С утра Зотик с Андроном отправлялись к белоколонному крыльцу заводской конторы. Их гнали. Они прятались за колоннами крыльца, чтобы потом прошмыгнуть в теплый коридор, хватать за фалды канцеляристов и молить, глотая скупые, болью сердца выжатые слезы: «И-и, барин, ми-и-лай, нам бы бумажку… По законности надобно изладить…»

Бумажка затерялась. Ее и не искал никто.

К вечеру главный секретарь, грозно морща бритый подбородок, топал ногами на них в пустом уже коридоре. Их выследили тут сторожа.

— Что сие означать должно? А? Сию секунду прочь!

Зотик, одурманенный тоской и страхом, упал на колени и униженно обнимал ноги секретаря:

— Батюшка-а, родно-ой! Нам бы по законности… уйтить…

Андрон, закрыв глаза, самозабвенно бил себя в грудь:

— Уйтить… к пашне!

Секретарь брезгливо убрал ногу в начищенном башмаке с бронзовыми пряжками, набил ноздрю табаком и грозно крикнул сторожам:

— Гоните! В шею!

Выброшенные на мороз братья медленно поднялись, не глядя друг другу в глаза, и понуро пошли к мосту.

Вдруг невидимая сила сдавила им плечи и ударила в голову. Шушины упали в снег. Перед ними стоял Сеньча Кукорев, а рядом с ним — закрывшие собой весь мир, неумолимые люди, исполосованные спины которых невозможно выгнать из памяти даже крепкой водкой Катькиного шинка.

Зотик глянул на Сеньчу и замер. А Сеньча, сверкая глазами, сдавленно шепнул Зотику:

— Ш-ш! Пикни, — и вот тебе.

И Сеньча замахнулся ножом.

Кто-то отдернул руки Зотика и Андрона назад, и теплая из чьего-то кармана веревка шустрой змеей оплела, обожгла руки.

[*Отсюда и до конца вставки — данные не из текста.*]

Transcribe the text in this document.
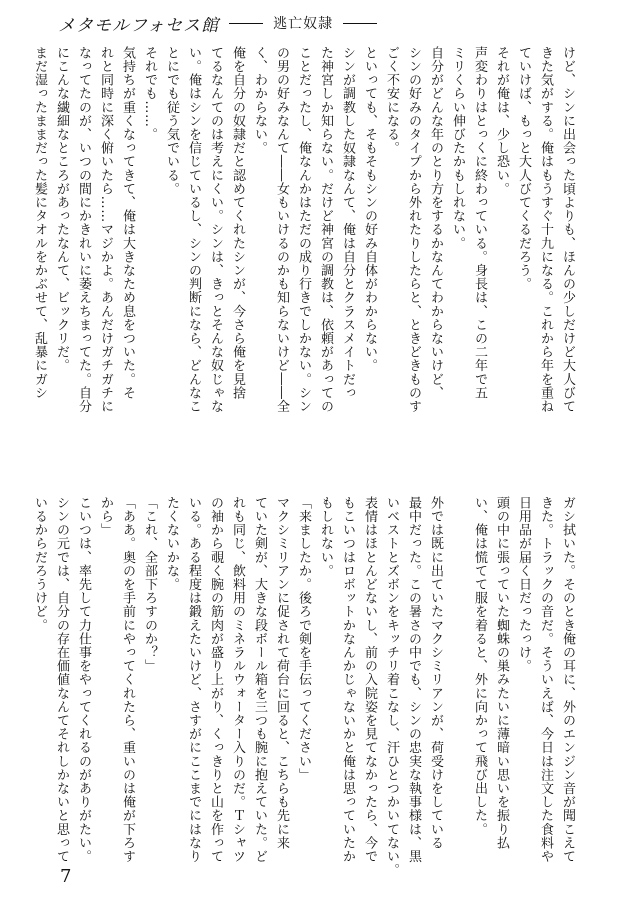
メタモルフォセス館	逃亡奴隷

けど、シンに出会った頃よりも、ほんの少しだけど大人びて

きた気がする。俺はもうすぐ十九になる。これから年を重ね

ていけば、もっと大人びてくるだろう。

それが俺は、少し恐い。

声変わりはとっくに終わっている。身長は、この二年で五

ミリくらい伸びたかもしれない。

自分がどんな年のとり方をするかなんてわからないけど、

シンの好みのタイプから外れたりしたらと、ときどきものす

ごく不安になる。

といっても、そもそもシンの好み自体がわからない。

シンが調教した奴隷なんて、俺は自分とクラスメイトだっ

た神宮しか知らない。だけど神宮の調教は、依頼があっての

ことだったし、俺なんかはただの成り行きでしかない。シン

の男の好みなんて――女もいけるのかも知らないけど――全

く、わからない。

俺を自分の奴隷だと認めてくれたシンが、今さら俺を見捨

てるなんてのは考えにくい。シンは、きっとそんな奴じゃな

い。俺はシンを信じているし、シンの判断になら、どんなこ

とにでも従う気でいる。

それでも……。

気持ちが重くなってきて、俺は大きなため息をついた。そ

れと同時に深く俯いたら……マジかよ。あんだけガチガチに

なってたのが、いつの間にかきれいに萎えちまってた。自分

にこんな繊細なところがあったなんて、ビックリだ。

まだ湿ったままだった髪にタオルをかぶせて、乱暴にガシ

ガシ拭いた。そのとき俺の耳に、外のエンジン音が聞こえて

きた。トラックの音だ。そういえば、今日は注文した食料や

日用品が届く日だったっけ。

頭の中に張っていた蜘蛛の巣みたいに薄暗い思いを振り払

い、俺は慌てて服を着ると、外に向かって飛び出した。

外では既に出ていたマクシミリアンが、荷受けをしている

最中だった。この暑さの中でも、シンの忠実な執事様は、黒

いベストとズボンをキッチリ着こなし、汗ひとつかいてない。

表情はほとんどないし、前の入院姿を見てなかったら、今で

もこいつはロボットかなんかじゃないかと俺は思っていたか

もしれない。

「来ましたか。後ろで剣を手伝ってください」

マクシミリアンに促されて荷台に回ると、こちらも先に来

ていた剣が、大きな段ボール箱を三つも腕に抱えていた。ど

れも同じ、飲料用のミネラルウォーター入りのだ。Ｔシャツ

の袖から覗く腕の筋肉が盛り上がり、くっきりと山を作って

いる。ある程度は鍛えたいけど、さすがにここまでにはなり

たくないかな。

「これ、全部下ろすのか？」

「ああ。奥のを手前にやってくれたら、重いのは俺が下ろす

から」

こいつは、率先して力仕事をやってくれるのがありがたい。

シンの元では、自分の存在価値なんてそれしかないと思って

いるからだろうけど。

7
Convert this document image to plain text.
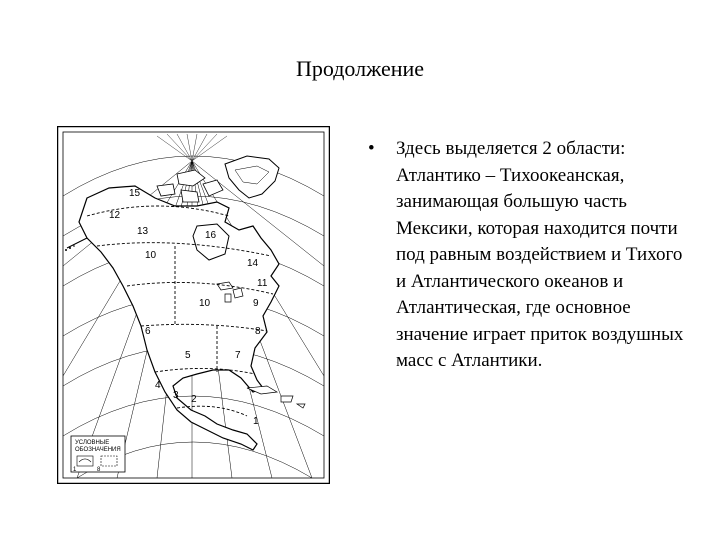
Продолжение
15
12
13	16
10
14
11
10	9
8
6
5	7
4
3 2
1
УСЛОВНЫЕ
ОБОЗНАЧЕНИЯ
1	8
• Здесь выделяется 2 области: Атлантико – Тихоокеанская, занимающая большую часть Мексики, которая находится почти под равным воздействием и Тихого и Атлантического океанов и Атлантическая, где основное значение играет приток воздушных масс с Атлантики.
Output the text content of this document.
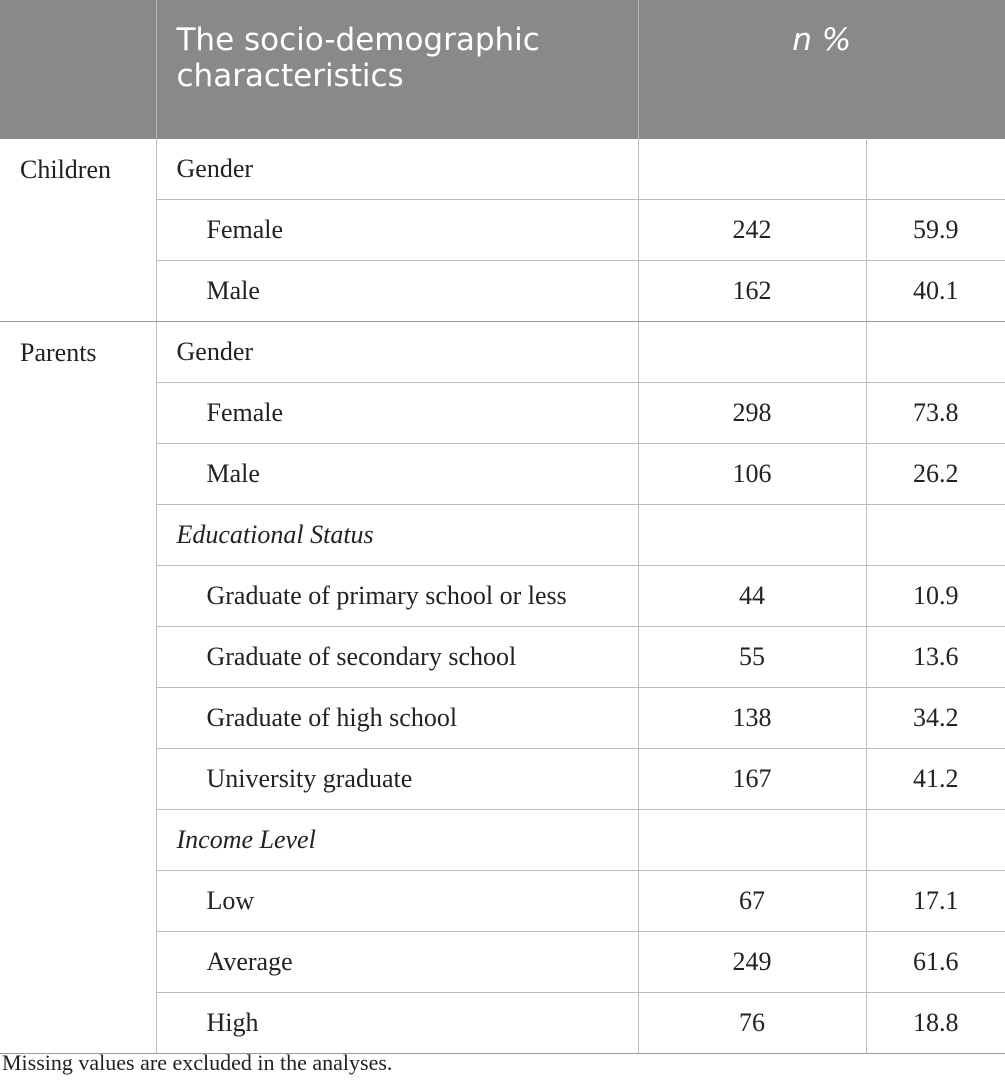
	The socio-demographic characteristics	n %	
Children	Gender		
	Female	242	59.9
	Male	162	40.1
Parents	Gender		
	Female	298	73.8
	Male	106	26.2
	Educational Status		
	Graduate of primary school or less	44	10.9
	Graduate of secondary school	55	13.6
	Graduate of high school	138	34.2
	University graduate	167	41.2
	Income Level		
	Low	67	17.1
	Average	249	61.6
	High	76	18.8
Missing values are excluded in the analyses.
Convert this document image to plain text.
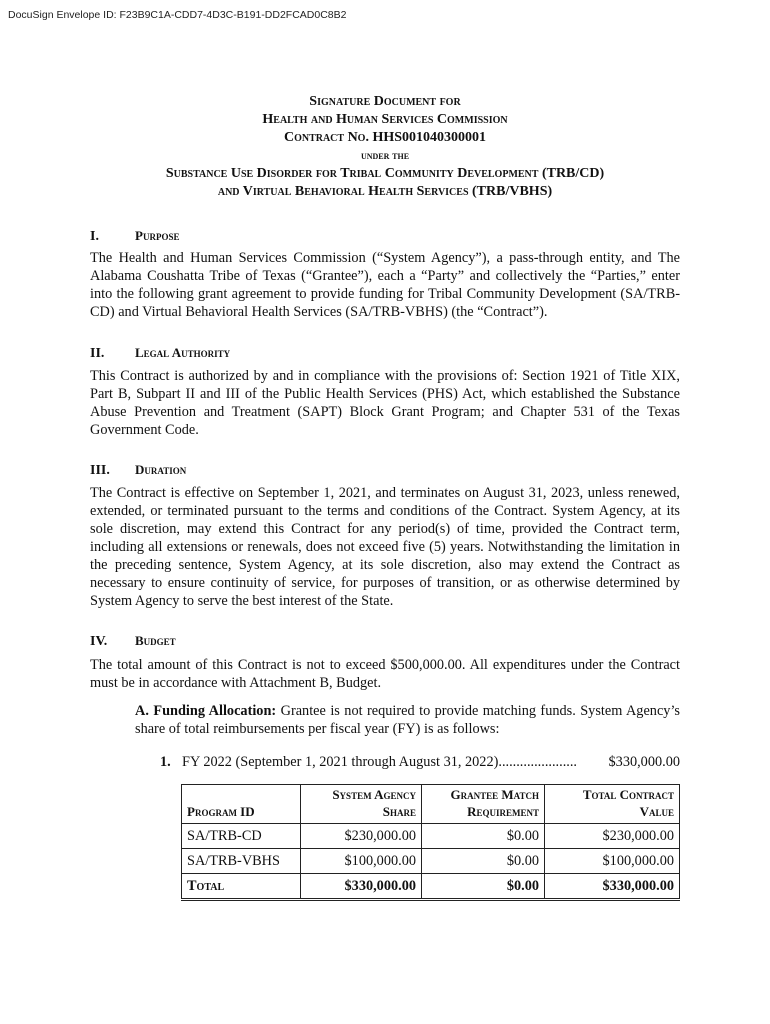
DocuSign Envelope ID: F23B9C1A-CDD7-4D3C-B191-DD2FCAD0C8B2
Signature Document for
Health and Human Services Commission
Contract No. HHS001040300001
under the
Substance Use Disorder for Tribal Community Development (TRB/CD)
and Virtual Behavioral Health Services (TRB/VBHS)
I.	Purpose
The Health and Human Services Commission (“System Agency”), a pass-through entity, and The Alabama Coushatta Tribe of Texas (“Grantee”), each a “Party” and collectively the “Parties,” enter into the following grant agreement to provide funding for Tribal Community Development (SA/TRB-CD) and Virtual Behavioral Health Services (SA/TRB-VBHS) (the “Contract”).
II. Legal Authority
This Contract is authorized by and in compliance with the provisions of: Section 1921 of Title XIX, Part B, Subpart II and III of the Public Health Services (PHS) Act, which established the Substance Abuse Prevention and Treatment (SAPT) Block Grant Program; and Chapter 531 of the Texas Government Code.
III. Duration
The Contract is effective on September 1, 2021, and terminates on August 31, 2023, unless renewed, extended, or terminated pursuant to the terms and conditions of the Contract. System Agency, at its sole discretion, may extend this Contract for any period(s) of time, provided the Contract term, including all extensions or renewals, does not exceed five (5) years. Notwithstanding the limitation in the preceding sentence, System Agency, at its sole discretion, also may extend the Contract as necessary to ensure continuity of service, for purposes of transition, or as otherwise determined by System Agency to serve the best interest of the State.
IV. Budget
The total amount of this Contract is not to exceed $500,000.00. All expenditures under the Contract must be in accordance with Attachment B, Budget.
A. Funding Allocation: Grantee is not required to provide matching funds. System Agency’s share of total reimbursements per fiscal year (FY) is as follows:
1. FY 2022 (September 1, 2021 through August 31, 2022)......................	$330,000.00
Program ID	System Agency Share	Grantee Match Requirement	Total Contract Value
SA/TRB-CD	$230,000.00	$0.00	$230,000.00
SA/TRB-VBHS	$100,000.00	$0.00	$100,000.00
Total	$330,000.00	$0.00	$330,000.00
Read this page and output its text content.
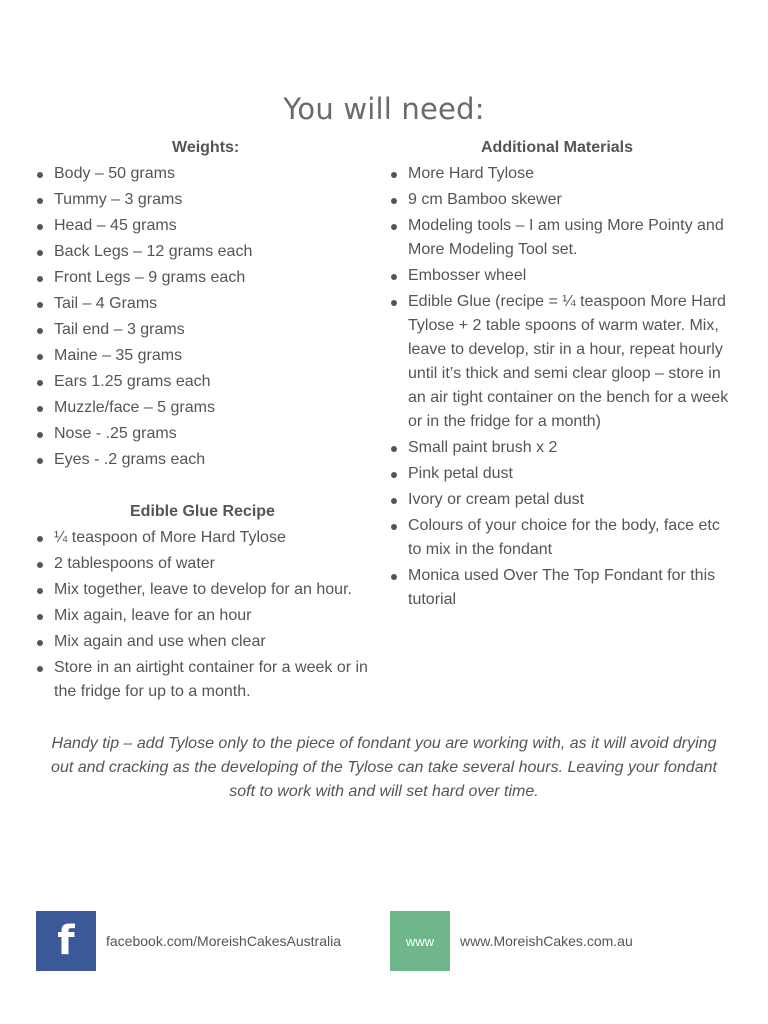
You will need:
Weights:
Body – 50 grams
Tummy – 3 grams
Head – 45 grams
Back Legs – 12 grams each
Front Legs – 9 grams each
Tail – 4 Grams
Tail end – 3 grams
Maine – 35 grams
Ears 1.25 grams each
Muzzle/face – 5 grams
Nose - .25 grams
Eyes - .2 grams each
Edible Glue Recipe
¼ teaspoon of More Hard Tylose
2 tablespoons of water
Mix together, leave to develop for an hour.
Mix again, leave for an hour
Mix again and use when clear
Store in an airtight container for a week or in the fridge for up to a month.
Additional Materials
More Hard Tylose
9 cm Bamboo skewer
Modeling tools – I am using More Pointy and More Modeling Tool set.
Embosser wheel
Edible Glue (recipe = ¼ teaspoon More Hard Tylose + 2 table spoons of warm water. Mix, leave to develop, stir in a hour, repeat hourly until it’s thick and semi clear gloop – store in an air tight container on the bench for a week or in the fridge for a month)
Small paint brush x 2
Pink petal dust
Ivory or cream petal dust
Colours of your choice for the body, face etc to mix in the fondant
Monica used Over The Top Fondant for this tutorial
Handy tip – add Tylose only to the piece of fondant you are working with, as it will avoid drying out and cracking as the developing of the Tylose can take several hours. Leaving your fondant soft to work with and will set hard over time.
f	facebook.com/MoreishCakesAustralia	www	www.MoreishCakes.com.au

Сеньча подтолкнул их в спину:

— Ну, ходи, ходи!

А Зотику дунул в ухо:

— Ты — меня, а теперь я — тебя…

В сизом небе тяжело клубился и медленно плыл черный едкий дым завода барнаульского. Длинно взвизгивала лесопилка; как бешеный рев зверя, разносила свой скрежет и вой шлифовальная фабрика. На мосту кто-то бранился, а другой отвечал ему звонким хохотом.

Зотик подумал сонно:

«Верно, пьяные орут».

И сразу будто потухла его мысль, когда, подтолкнутый сзади, он упал в яму, стукнувшись больно лбом о голову Андрона. Остро, последним напряжением воли, почуял под ногами пустоту свежевырытой ямы для них, братьев Шушиных — Зотика и Андрона, у которых такая жирная пашня, как пух, пашня за родной им теперь сибирской деревней.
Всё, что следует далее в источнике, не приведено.